Noter cette différence au dîner, devant tout le monde, de manière répétée marque le malaise et le sentiment d’exclusion. Dans un moment supposé de pause et de rassemblement informel, il évoque désormais insidieusement, le moment cruel du jugement.
À midi tapant, le repas devient un indice de classe. Un barème de statut. Le lunch comme une passe pour la normalité. Un des rares endroits où le contenant est moins important que le contenu. Tout cela, saupoudré d’une impression d’un savoir-faire accessible à tous.
Règles
Les règles implicites existent. Tel que le plat congelé, qui est accepté, mais pas tout le temps. Idem pour la restauration rapide. Il y a de ces commentaires qui coupent l’appétit. Une carence dans l’envie de partager un moment. Une recette pour se mettre à manger son lunch sans couleur, sans valeur nutritive, sans évaluation, et ce, isolé dans son bureau.
Sachant combien de personnes ne peuvent même pas répondre au besoin de se nourrir, il serait important de ne pas mettre dans une catégorie honteuse ceux qui mangent comme ils le peuvent ou comme ils le veulent.
La honte, c’est de ne pas être conscient de ce qui a conduit à manger son lunch avec appétit et goût. D’en avoir un et d’avoir une heure de lunch pour le manger. D’être entouré d’autres humains qui font ce qu’ils peuvent pour rendre légère cette heure construite.
N’oublions pas que l’heure du dîner prolonge la dynamique de groupe de travail. Chacun garde le même rôle tout en mettant du sel sur son plat. Ce n’est pas nécessairement une aire de repos si les commentaires désagréables se font par l’entremise de nos plats Tupperware. Non seulement les jugements peuvent stigmatiser la personne, mais ils peuvent également créer des habitudes alimentaires négatives.
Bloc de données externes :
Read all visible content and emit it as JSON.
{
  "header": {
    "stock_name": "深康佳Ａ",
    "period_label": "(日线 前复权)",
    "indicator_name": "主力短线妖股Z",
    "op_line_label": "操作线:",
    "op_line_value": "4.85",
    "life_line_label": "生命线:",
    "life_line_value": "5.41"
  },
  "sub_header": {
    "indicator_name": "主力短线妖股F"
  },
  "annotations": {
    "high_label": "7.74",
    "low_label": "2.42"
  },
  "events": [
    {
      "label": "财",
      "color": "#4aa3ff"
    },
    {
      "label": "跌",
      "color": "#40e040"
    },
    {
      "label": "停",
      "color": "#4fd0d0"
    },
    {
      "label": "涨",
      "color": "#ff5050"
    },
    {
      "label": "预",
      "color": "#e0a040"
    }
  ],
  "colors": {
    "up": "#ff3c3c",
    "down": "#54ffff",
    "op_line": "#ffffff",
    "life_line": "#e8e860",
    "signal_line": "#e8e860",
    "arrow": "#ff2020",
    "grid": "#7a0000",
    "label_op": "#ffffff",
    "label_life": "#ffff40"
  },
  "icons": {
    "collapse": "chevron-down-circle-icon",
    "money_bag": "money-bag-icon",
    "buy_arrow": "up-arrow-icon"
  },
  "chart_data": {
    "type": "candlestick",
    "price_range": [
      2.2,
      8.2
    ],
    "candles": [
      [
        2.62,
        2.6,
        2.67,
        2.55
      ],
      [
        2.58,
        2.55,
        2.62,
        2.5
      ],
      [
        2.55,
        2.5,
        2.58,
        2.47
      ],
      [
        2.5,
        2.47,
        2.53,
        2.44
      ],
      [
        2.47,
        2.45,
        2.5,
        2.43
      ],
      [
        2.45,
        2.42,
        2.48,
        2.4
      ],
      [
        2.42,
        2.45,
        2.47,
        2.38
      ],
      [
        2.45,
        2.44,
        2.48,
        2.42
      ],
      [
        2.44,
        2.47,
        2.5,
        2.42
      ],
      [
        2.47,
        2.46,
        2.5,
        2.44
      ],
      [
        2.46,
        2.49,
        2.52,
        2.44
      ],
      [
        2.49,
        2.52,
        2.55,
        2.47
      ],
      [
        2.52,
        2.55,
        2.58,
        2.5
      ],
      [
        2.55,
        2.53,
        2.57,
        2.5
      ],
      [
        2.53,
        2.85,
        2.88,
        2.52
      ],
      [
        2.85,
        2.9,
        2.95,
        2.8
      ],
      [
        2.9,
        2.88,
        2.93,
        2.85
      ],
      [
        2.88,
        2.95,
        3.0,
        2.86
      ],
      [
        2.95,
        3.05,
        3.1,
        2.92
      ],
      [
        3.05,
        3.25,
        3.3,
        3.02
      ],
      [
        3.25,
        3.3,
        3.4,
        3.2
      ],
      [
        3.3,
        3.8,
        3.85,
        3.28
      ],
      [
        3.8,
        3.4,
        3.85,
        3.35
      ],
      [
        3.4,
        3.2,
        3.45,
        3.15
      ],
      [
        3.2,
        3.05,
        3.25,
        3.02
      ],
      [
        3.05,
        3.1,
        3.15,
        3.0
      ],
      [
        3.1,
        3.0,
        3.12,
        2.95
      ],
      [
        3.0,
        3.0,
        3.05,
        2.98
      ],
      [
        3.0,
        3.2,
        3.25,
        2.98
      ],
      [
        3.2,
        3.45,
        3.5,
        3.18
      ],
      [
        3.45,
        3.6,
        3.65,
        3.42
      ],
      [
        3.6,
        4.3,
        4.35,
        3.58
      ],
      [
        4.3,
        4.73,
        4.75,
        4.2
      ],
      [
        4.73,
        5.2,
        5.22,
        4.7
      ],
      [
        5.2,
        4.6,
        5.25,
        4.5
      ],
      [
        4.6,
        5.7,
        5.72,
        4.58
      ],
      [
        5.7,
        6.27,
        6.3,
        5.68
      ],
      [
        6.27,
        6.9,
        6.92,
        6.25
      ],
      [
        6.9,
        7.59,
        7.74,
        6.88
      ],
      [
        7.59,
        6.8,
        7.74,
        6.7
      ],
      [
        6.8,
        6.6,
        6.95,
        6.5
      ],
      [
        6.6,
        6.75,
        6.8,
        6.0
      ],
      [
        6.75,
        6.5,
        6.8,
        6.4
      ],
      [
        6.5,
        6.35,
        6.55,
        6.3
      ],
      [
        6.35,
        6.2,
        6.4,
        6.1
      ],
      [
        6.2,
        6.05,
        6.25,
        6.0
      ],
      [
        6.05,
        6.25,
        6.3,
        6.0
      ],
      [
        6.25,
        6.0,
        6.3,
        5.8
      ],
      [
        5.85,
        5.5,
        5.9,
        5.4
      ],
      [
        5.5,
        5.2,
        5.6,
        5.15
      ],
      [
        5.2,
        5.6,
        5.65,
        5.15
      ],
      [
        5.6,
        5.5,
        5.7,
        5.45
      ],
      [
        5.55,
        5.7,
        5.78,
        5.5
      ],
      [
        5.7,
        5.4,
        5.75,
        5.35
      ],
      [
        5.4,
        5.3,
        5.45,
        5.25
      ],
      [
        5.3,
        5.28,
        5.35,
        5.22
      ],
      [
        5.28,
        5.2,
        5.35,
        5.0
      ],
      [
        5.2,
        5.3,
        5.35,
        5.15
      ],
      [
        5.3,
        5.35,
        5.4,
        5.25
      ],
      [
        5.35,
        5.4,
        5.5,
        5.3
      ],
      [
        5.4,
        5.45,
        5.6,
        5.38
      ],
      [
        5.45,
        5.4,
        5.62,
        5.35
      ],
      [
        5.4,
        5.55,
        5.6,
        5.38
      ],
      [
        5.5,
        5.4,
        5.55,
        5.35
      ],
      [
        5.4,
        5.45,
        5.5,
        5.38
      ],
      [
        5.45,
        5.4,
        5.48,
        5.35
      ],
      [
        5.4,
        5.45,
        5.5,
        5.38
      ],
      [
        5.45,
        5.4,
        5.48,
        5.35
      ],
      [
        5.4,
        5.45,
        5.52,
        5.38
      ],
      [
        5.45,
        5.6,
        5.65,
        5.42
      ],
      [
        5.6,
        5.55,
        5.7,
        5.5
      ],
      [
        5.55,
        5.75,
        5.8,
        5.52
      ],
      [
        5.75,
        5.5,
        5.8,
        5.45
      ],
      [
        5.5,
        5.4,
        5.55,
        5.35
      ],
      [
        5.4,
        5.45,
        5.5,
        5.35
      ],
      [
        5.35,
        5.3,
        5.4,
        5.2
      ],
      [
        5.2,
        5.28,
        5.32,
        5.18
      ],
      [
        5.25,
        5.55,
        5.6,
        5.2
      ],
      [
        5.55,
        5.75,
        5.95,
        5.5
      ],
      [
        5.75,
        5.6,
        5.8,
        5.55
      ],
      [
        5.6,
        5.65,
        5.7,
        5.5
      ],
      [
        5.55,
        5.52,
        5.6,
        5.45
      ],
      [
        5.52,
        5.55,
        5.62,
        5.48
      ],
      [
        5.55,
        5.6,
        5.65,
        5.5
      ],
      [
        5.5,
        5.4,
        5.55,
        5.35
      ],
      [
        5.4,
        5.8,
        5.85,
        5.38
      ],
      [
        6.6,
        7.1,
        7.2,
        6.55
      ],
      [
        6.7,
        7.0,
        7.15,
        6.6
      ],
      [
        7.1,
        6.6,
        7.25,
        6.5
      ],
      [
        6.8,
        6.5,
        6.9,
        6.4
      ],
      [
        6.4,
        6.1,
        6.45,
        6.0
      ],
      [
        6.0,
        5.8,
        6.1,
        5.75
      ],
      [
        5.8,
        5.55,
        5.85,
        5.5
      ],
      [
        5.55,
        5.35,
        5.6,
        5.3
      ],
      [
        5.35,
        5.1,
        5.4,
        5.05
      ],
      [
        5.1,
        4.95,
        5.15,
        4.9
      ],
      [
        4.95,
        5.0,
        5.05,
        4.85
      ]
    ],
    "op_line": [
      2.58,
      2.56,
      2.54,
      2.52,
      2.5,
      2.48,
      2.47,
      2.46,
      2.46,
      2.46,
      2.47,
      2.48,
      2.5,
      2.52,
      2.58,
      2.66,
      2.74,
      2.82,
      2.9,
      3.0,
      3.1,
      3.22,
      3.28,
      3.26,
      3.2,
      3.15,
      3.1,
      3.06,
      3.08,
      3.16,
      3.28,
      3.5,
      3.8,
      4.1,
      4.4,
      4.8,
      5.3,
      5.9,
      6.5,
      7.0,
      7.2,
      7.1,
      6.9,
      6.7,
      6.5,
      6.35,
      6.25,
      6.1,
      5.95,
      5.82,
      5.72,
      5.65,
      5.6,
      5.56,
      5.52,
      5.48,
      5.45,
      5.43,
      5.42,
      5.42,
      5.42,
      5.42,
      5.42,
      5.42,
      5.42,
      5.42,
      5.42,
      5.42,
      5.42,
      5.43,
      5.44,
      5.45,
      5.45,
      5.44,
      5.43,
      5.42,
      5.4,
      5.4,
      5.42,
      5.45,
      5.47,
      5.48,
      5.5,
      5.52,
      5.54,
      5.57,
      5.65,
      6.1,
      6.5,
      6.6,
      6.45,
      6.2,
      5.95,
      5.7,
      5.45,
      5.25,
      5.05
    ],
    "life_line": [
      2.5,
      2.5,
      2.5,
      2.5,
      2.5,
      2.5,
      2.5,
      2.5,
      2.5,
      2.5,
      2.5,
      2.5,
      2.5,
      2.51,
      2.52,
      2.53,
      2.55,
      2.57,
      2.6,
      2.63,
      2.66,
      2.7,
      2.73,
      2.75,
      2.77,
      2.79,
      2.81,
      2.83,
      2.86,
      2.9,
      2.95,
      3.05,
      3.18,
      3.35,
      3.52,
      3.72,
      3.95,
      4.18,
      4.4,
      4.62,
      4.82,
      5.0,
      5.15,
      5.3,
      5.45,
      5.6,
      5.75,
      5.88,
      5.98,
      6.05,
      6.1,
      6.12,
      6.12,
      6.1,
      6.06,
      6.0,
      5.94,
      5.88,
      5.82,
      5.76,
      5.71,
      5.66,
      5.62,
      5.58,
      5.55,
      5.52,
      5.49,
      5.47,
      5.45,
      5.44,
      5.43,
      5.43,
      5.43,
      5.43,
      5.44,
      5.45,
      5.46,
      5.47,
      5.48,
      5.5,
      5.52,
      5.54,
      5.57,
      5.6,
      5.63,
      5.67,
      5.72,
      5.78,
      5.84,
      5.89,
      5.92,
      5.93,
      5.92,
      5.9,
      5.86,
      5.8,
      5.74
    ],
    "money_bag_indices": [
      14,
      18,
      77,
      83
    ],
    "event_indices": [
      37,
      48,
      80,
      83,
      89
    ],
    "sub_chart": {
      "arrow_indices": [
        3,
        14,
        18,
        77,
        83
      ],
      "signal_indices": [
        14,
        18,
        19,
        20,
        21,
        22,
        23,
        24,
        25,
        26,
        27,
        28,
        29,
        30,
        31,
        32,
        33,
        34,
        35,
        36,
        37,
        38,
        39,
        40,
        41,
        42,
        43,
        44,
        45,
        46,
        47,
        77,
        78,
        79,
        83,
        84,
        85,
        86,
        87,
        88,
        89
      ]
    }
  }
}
Manger rapidement, peu ou pas. Manger par obligation juste pour ne pas s’évanouir. Manger sans s’asseoir à la table. Manger devant son ordinateur. Puis, appréhender ce moment sachant que le lunch débute chaque soir lorsqu’il est fait, chaque matin lorsqu’il est pris du frigo et chaque fin de journée lorsque notre plat est essoré.
Le lunch devient un outil d’appartenance sociale et sa valeur nutritive peut se mélanger dangereusement avec sa valeur sociale. Rire ou connoter négativement le lunch d’une collègue, il faut en faire tout un plat.